Judge remembers Joe


    Your touching and moving column anent the passing of Jolting Joe DiMaggio certainly left a lump in my throat and a tear or two in the eyes of this sentimental Yankee fan. Not even my Malibu friend and legendary sportswriter the late Jim Murray could have penned a nicer, more sincere tribute than you did.

    Of course, I was a total Yankee fan whose dad took me to every home game the Yankees played where I saw the pin-striped heroes — Gehrig, Ruth, Mantle, Meusal, DiMaggio and my personal hero Bill Dickey, great catcher and hitter for the Yankees. I was working for the Associated Press in New York and I played catcher for the AP team in a Radio City league made up of most of the big corporations housed in the Radio City complex. Being a member of the media, we had a special deal wherein we were able to lease the Yankee Stadium for a day when the pin-stripes were out of town travelling. I think we paid $1 to $5 per man as a gratuity to the groundskeeper who let us in to play and furnished the bases and the home plate.

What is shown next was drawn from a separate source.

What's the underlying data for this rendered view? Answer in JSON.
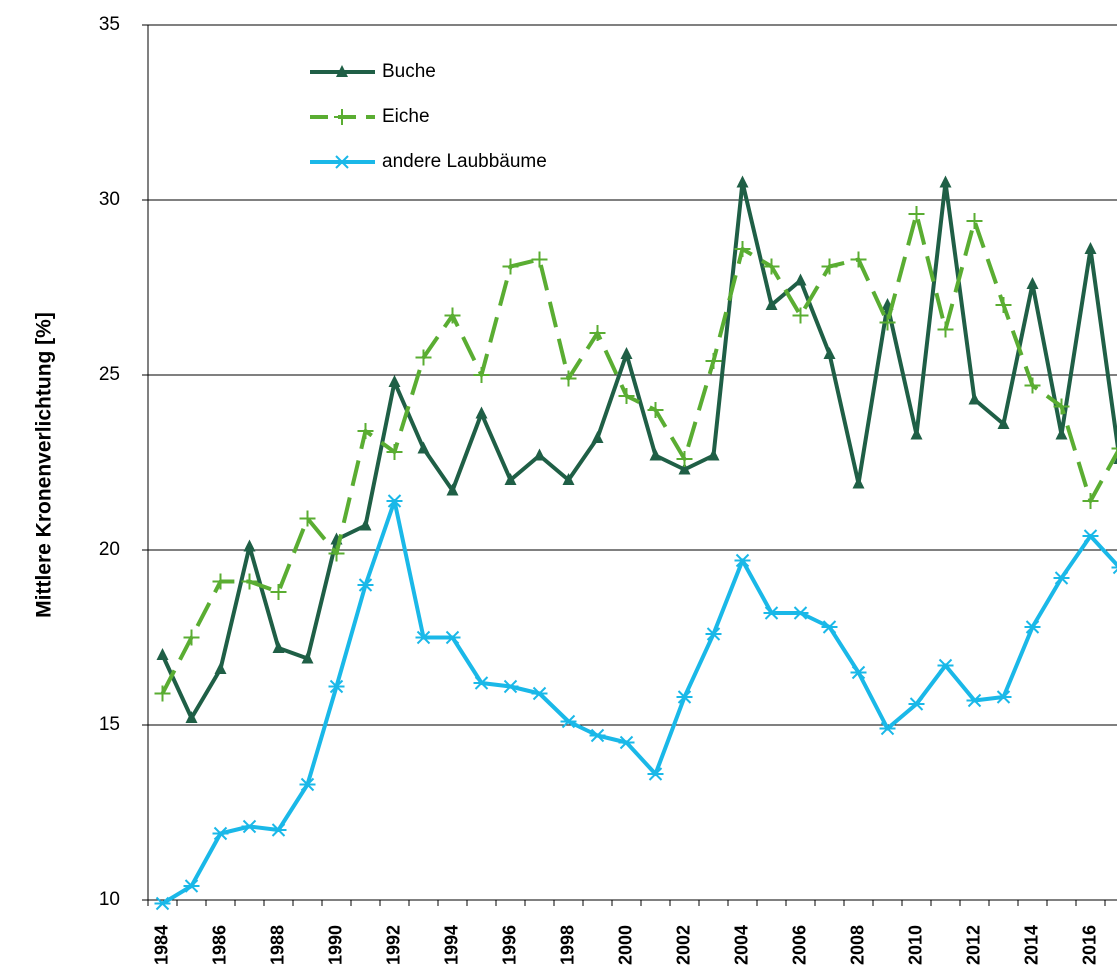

    You mentioned in your column: “I never met DiMaggio. I never saw him play.” Well I saw him play many times and I did meet him once under unique circumstances. It was a rainy Friday afternoon in the Christmas Season in the 1960s, and I stopped at Blessed Sacrament Church in Beverly Hills before driving home to Malibu. There was one other person in the church, kneeling at the traditional Visitation Creche. By coincidence, we both left the church together and as we met on the steps of the church, I recognized the fellow to be one of my heroes and idol — the great Joe DiMaggio. Our conversation went something like this: “How are you Joe?” His reply, “OK how are you?” “I’m OK,” said I with a mouth full of clover. “Happy New Year,” said Joe as he readjusted his coat collar against the rain. “Happy New Year,” I mumbled. He turned and walked away toward the parking lot.

    “Tough, capable, quiet, loyal and laconic. It’s the way we like our heroes, and he certainly was our hero.” The closing words of your great column, Arnold. Thank you.